January is traditionally the time when a large number of people take stock of their activities from the previous year and vow to make changes in their lives. They work to quit old habits or adopt new ones. Recently two new books crossed my desk that relate to the law and self-reformation, and I wanted to highlight these volumes for those times when users are taking a break from their research.
Everyone who writes wants to be understood clearly and use appropriate grammar. If you write with regularity, Garner’s Modern American Usage may very well have a place on your bookshelf, so you can realize that goal of clarity. If you don’t have a copy of Garner’s or some other usage dictionary, you may want to get one after reading Quack This Way: David Foster Wallace & Bryan A. Garner Talk Language and Writing. The book is a transcription of an interview between Garner and Wallace held on February 3, 2006 at the Hilton Checkers Hotel in Los Angeles.
Bryan A. Garner, writer of the influential Dictionary of Modern American Usage, and David Foster Wallace, famed author of the novels Infinite Jest, and The Pale King, shared this discussion on grammar and language usage. They formed a friendship when Wallace wrote the essay “Tense Present” in which he discusses and applauds Garner’s usage dictionary. It was later published in its full form as “Authority and American usage” in Consider the Lobster and Other Essays, and brought Garner greater recognition for his work. The conversation in Quack This Way is easy to follow, entertaining, and is one of the better literary arguments for paying attention to language.
The volume is so short that by talking about its highlights you’re talking about the entire text; there’s no fat here. Wallace gives advice on how to write effectively: “you don’t pretend it’s a letter to some individual you know, but you never forget what you’re engaged in is a communication to another human being. The bromide associated with this is that the reader cannot read your mind. The reader cannot read your mind.” (p. 26). He talks about his writing methods. Garner recommends Robert Louis Stevenson’s essay collection, Learning to Write. They discuss the reader’s needs from a piece of writing, how to develop a writing style, the difference between a good reader and a bad writer, and the reasons a writer needs a usage dictionary (Wallace: “As a teacher, about 90% of my job is getting the students to understand why they might need one”). Chapters of the book have typically unorthodox titles, familiar to fans of Wallace’s style: “Crummy, turgid, verbose, abstruse, abstract, solecism-ridden prose” and “The trunk cable into the linguistic heart”. You can tell you’ll learn some truths about writing from the chapter titles alone, and from their very quirkiness, you know the text will be amusing at the same time.

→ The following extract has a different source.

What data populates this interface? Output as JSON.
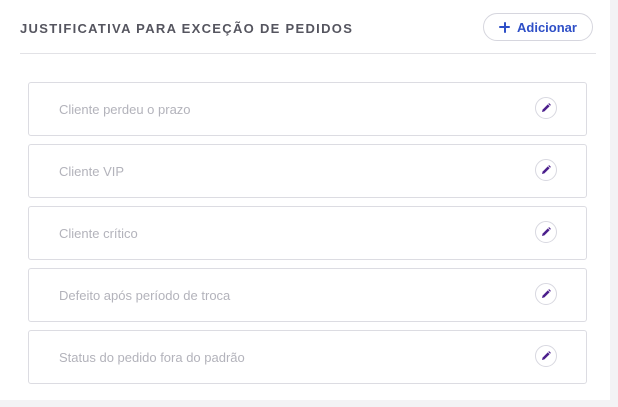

One of the key charms of this book is that the conversation is technical and yet so modern and casual. You’ll likely finish the book more inspired to put pen to paper, carrying a license to be a linguistic “snoot“–Garner and Wallace’s term for usage sticklers.
After being inspired to tighter writing with Quack This Way, users of the Law Library could work on their physical selves by copying some yoga poses. We’ve newly added the ABA imprint Yoga for Lawyers : Mind-Body Techniques to Feel Better All the Time, written by Hallie N. Love and Nathalie D. Martin, to the collection. The reasons for a lawyer taking up yoga seem compelling: it is a meditative physical activity that exercises the musculoskeletal system and reduces stress. Those are key benefits for largely sedentary professional practitioners who consider high stress a normal condition of daily life. The NIH has declared yoga one of the top ten complementary health approaches; in their most recently collected statistics, 13 million Americans practiced yoga to improve their back pain, their health, to reduce their stress, and to comply with the recommendations of their doctors. Written by lawyers, the book is full of clear black and white photos of a yogini demonstrating individual yoga poses (asanas). The photos seem easy to follow, and with careful attention and repetition a reader could probably advance beyond śavāsana (corpse pose). The text works at inspiring readers to push past creakiness and tension. These books aren’t the quotidian selections we make; they’re definitely marginalia in a collection of scholarly focus, yet valuable nonetheless–and key tools for users to draw on during their next self-improvement kick.